Should the town embrace the potential for denser development offered to builders by the state’s affordable housing law — trying to guide it to better serve town needs — or wage a determined resistance, battling on through a series of retreats as one site after another fills up with houses, condos, and apartments?
The question underlies the selectmen’s discussion in December with developers proposing to build senior housing on Danbury Road near the entrance to the Recreation Center and Founders Hall.
With 30 units approved under the state’s 8-30g affordable housing law, the developers sought an expansion of the sewer district so the project could be enlarged by 54 to a total of 84 units — with the added units possibly built under the town’s multifamily regulation, dodging 8-30g’s requirement that 30% of units meet state affordability guidelines.

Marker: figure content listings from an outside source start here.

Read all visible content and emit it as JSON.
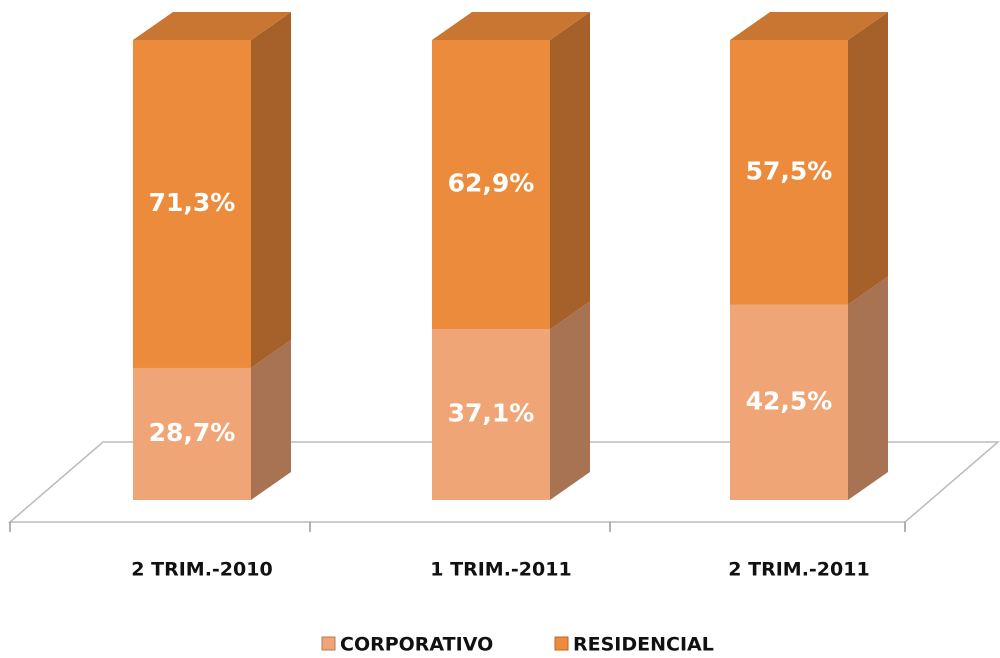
{
  "chart_data": {
    "type": "bar3d_stacked",
    "categories": [
      "2 TRIM.-2010",
      "1 TRIM.-2011",
      "2 TRIM.-2011"
    ],
    "series": [
      {
        "name": "CORPORATIVO",
        "color": "#f0a577",
        "values": [
          28.7,
          37.1,
          42.5
        ],
        "value_labels": [
          "28,7%",
          "37,1%",
          "42,5%"
        ]
      },
      {
        "name": "RESIDENCIAL",
        "color": "#ed8b3c",
        "values": [
          71.3,
          62.9,
          57.5
        ],
        "value_labels": [
          "71,3%",
          "62,9%",
          "57,5%"
        ]
      }
    ],
    "legend": "bottom"
  }
}
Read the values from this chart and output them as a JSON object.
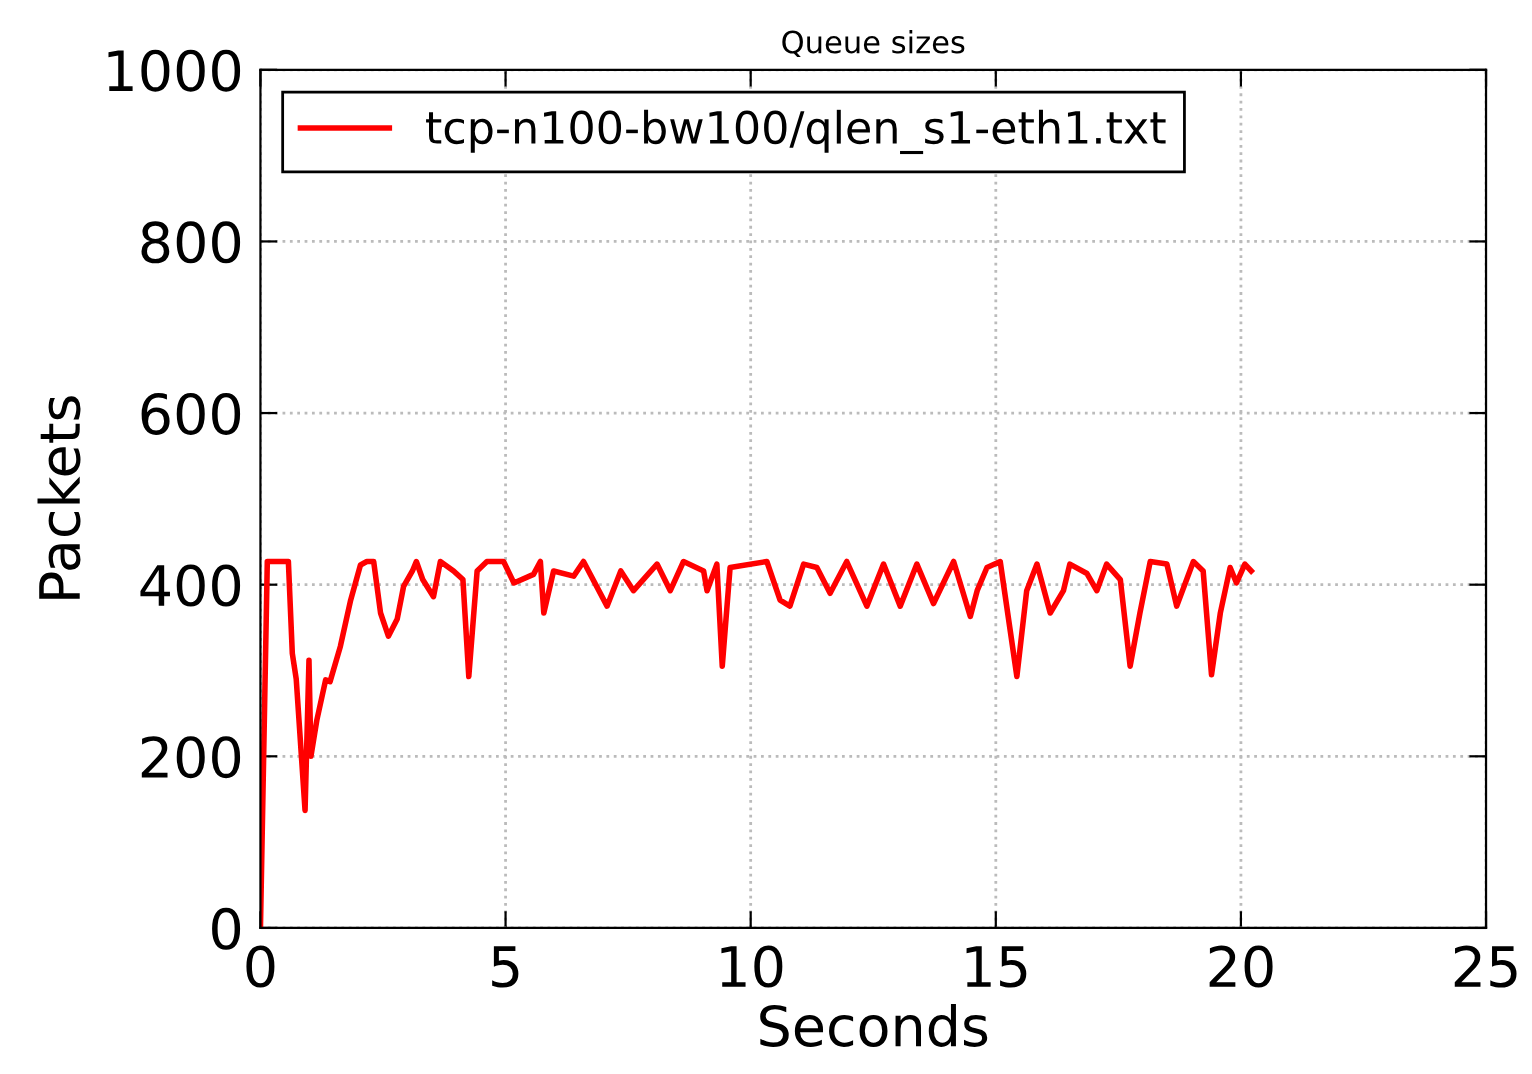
{
  "chart_data": {
    "type": "line",
    "title": "Queue sizes",
    "xlabel": "Seconds",
    "ylabel": "Packets",
    "xlim": [
      0,
      25
    ],
    "ylim": [
      0,
      1000
    ],
    "xticks": [
      0,
      5,
      10,
      15,
      20,
      25
    ],
    "yticks": [
      0,
      200,
      400,
      600,
      800,
      1000
    ],
    "grid": true,
    "legend": "top left",
    "marker": "none",
    "line_style": "solid",
    "series": [
      {
        "name": "tcp-n100-bw100/qlen_s1-eth1.txt",
        "color": "#ff0000",
        "x": [
          0,
          0.14,
          0.57,
          0.65,
          0.73,
          0.91,
          0.99,
          1.03,
          1.15,
          1.33,
          1.42,
          1.63,
          1.84,
          2.04,
          2.17,
          2.31,
          2.45,
          2.61,
          2.79,
          2.92,
          3.1,
          3.18,
          3.31,
          3.53,
          3.67,
          3.94,
          4.13,
          4.25,
          4.42,
          4.62,
          4.96,
          5.17,
          5.57,
          5.71,
          5.78,
          5.98,
          6.39,
          6.59,
          7.07,
          7.35,
          7.61,
          8.09,
          8.36,
          8.63,
          9.04,
          9.11,
          9.31,
          9.42,
          9.58,
          10.33,
          10.6,
          10.8,
          11.08,
          11.35,
          11.62,
          11.96,
          12.37,
          12.71,
          13.05,
          13.39,
          13.73,
          14.14,
          14.48,
          14.62,
          14.82,
          15.09,
          15.43,
          15.63,
          15.84,
          16.11,
          16.38,
          16.51,
          16.86,
          17.06,
          17.26,
          17.54,
          17.74,
          17.94,
          18.15,
          18.49,
          18.69,
          19.03,
          19.23,
          19.4,
          19.58,
          19.78,
          19.91,
          20.08,
          20.21
        ],
        "values": [
          0,
          427,
          427,
          320,
          290,
          137,
          312,
          200,
          242,
          289,
          287,
          328,
          382,
          423,
          427,
          427,
          367,
          340,
          360,
          398,
          416,
          427,
          406,
          386,
          427,
          416,
          406,
          293,
          416,
          427,
          427,
          402,
          412,
          427,
          367,
          416,
          410,
          427,
          375,
          416,
          393,
          424,
          393,
          427,
          416,
          393,
          424,
          305,
          420,
          427,
          382,
          375,
          424,
          420,
          390,
          427,
          375,
          424,
          375,
          424,
          378,
          427,
          363,
          393,
          420,
          427,
          293,
          393,
          424,
          367,
          393,
          424,
          413,
          393,
          424,
          406,
          305,
          367,
          427,
          424,
          375,
          427,
          416,
          295,
          367,
          420,
          402,
          424,
          416
        ]
      }
    ]
  }
}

Talking with the developers, the selectmen saw some benefits to this sewer district expansion. There’s a senior population that would be well served. It would enlarge the town’s tax base. Multifamily projects work better on sewers than on communal septic systems, especially in the long haul of many years — and a communal septic system is what’s currently planned for the developers’ approved 30-unit building.
There are also concerns.
The biggest is traffic — it’s hard to think of a stretch of highway in town where more cars would be less welcome. Or pulling out into traffic would be more problematic. One obvious solution would be a traffic light — but who wants another traffic light in a short stretch of Danbury Road that already has two?
There’s an aesthetic aspect that kind of play two ways. The developers’ coach home project on Sunset Lane is nicely done, overall. Still, it’s hard to see how this entryway to Ridgefield’s central commercial areas would be improved by adding three-story,15-unit buildings to the landscape.
But the structure the developers already pushed through using 8-30g is 30 units, and less attractive. The selectmen proposed — although the developers resisted — the notion of dropping or substantially reworking that structure as part of the larger development plan that would be possible with the sewer expansion.
Enlarging the sewer district could also be seen as a precedent, an invitation to other developers to put forward higher density, more lucrative proposals.
And development itself — Ridgefield’s growth from quiet village to traffic-filled suburb — is something the majority of town residents have long been grumpy about. People move to town not just for the schools but the rural illusion — the forested hills, the houses nestled in the woods, the winding roads lined with overhanging trees.
Yes, growth is inevitable. Former Planning and Zoning Commission and Conservation Commission member Nelson Gelfman acknowledged this by saying the commission makes two kinds of decisions: those that speed up development, and those that slow it down.
The push of time’s bulldozers is relentless. Change cannot be stopped. But it can be slowed down. And who would blame us for trying to drag our feet?